Mario Kart Tour has earned Nintendo $220m, with over 200m downloads to date

 

Nintendo has now earned over $220m from Mario Kart Tour since it launched in September 2019, racking up over 204m downloads along the way. 

Appmagic data sourced by mobilegamer.biz suggests that over the last six months Nintendo has earned an average of $3.7m per month from 1.8m monthly Mario Kart Tour downloads. In the last 30 days, it’s averaging around $134k in daily revenue, and 69.5k downloads per day. Appmagic revenue data is based on developer earnings, and does not include platform fees.

The platform split is, as you’d expect, weighted toward iOS on revenue but Android has the bigger download number. App Store downloads stand at 97.6m versus 106.7m on Google Play, but Nintendo has earned $136m from iPhone and iPad players compared to $84.8m on Android devices.

Top revenue markets are the US ($85.7m) and Japan ($62.6m), with a significant gap to third market France ($14.2m), then Germany ($13.1m) and the UK ($8.5m). 

The market split on downloads sees the US top by some way (45.5m), with Mexico (19.5m) in second, then Brazil (18.6m), Japan (14.7m) and Germany (9.5m).

Mario Kart Tour’s downloads peaked on September 26 2019, when it was downloaded 14.7m times in 24 hours.
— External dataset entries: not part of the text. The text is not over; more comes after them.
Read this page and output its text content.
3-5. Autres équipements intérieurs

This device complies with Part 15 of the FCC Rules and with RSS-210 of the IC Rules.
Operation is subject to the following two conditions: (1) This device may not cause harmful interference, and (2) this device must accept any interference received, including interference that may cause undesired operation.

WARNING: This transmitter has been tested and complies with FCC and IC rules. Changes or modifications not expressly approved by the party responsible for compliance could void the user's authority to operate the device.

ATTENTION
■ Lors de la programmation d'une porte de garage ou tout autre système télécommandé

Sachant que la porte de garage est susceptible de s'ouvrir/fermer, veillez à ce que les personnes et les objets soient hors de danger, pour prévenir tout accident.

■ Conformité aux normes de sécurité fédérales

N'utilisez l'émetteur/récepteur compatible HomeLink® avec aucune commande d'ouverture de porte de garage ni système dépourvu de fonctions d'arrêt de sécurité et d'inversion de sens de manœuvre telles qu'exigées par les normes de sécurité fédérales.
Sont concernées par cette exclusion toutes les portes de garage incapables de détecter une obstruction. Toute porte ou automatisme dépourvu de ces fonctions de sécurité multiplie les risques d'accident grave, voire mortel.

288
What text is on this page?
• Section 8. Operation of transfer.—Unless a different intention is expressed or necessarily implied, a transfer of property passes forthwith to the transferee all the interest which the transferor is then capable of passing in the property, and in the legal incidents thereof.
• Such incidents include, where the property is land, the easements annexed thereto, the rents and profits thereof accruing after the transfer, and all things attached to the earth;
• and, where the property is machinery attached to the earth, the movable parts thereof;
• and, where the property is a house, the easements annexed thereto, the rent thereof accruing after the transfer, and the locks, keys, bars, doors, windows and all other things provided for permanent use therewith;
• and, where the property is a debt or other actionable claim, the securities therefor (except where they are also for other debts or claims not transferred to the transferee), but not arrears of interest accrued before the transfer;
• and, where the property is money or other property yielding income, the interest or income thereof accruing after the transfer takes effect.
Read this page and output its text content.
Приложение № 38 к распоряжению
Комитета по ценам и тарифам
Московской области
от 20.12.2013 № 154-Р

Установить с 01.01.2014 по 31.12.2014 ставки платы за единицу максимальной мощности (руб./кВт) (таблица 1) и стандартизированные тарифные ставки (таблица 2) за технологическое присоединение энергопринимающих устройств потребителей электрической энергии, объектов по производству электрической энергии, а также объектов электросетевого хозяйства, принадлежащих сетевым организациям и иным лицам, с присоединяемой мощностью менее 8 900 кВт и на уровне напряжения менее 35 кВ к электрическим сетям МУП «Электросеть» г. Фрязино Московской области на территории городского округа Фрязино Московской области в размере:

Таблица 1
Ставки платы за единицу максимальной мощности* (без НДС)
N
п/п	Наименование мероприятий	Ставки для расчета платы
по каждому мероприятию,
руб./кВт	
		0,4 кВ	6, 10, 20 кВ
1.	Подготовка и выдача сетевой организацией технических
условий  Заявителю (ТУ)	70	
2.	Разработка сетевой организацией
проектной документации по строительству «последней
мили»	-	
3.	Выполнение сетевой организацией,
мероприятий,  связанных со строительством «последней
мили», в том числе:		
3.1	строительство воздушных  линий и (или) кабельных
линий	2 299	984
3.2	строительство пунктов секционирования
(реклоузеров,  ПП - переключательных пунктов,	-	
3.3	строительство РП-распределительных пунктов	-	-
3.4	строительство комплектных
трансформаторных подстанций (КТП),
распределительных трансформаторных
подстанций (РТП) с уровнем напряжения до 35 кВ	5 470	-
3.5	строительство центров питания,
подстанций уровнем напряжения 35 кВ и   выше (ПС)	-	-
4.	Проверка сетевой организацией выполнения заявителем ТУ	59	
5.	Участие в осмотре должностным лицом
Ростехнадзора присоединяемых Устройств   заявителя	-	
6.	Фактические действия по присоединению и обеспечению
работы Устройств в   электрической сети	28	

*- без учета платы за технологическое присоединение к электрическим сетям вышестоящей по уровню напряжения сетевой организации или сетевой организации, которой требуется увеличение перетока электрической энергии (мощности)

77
In its first week on sale, it was downloaded 54m times, and after its first month it had racked up 81.8m downloads.

On the revenue side, Mario Kart Tour peaked in October 2019, when daily revenue hit $1.25m on October 9 2019. Nintendo’s earnings for the same month from the kart racer came in at $23.6m.

Nintendo recently restructured the in-game shop, removing the gacha-style pipe mechanic for a more straightforward system through which players can buy rubies to spend on vehicles, ticket packs, characters, karts and accessories.

The offers in the ‘Spotlight shop’ change daily, though players can spent a ticket to refresh the shop early. The changes went live on October 5, so it’s a little too early to tell how this has affected player spend.

Nintendo has been pulling back from mobile recently after releasing mobile versions of Mario Kart, Animal Crossing, Fire Emblem and platformer Super Mario Run. It has also collaborated with Pokémon Go maker Niantic on Pikmin Bloom.

Puzzler Dr. Mario World was released in July 2019, but was closed two years later, having earned Nintendo $11.2m from 12.85m downloads over its lifetime. Dragalia Lost, an RPG collaboration with Cygames, is also in the process of being closed after $122m revenue and 4.5m downloads. 

Nintendo has not announced or released any new mobile titles since the launch of Mario Kart Tour in September 2019. Pikmin Bloom was released in October 2021, but was developed and released by Niantic.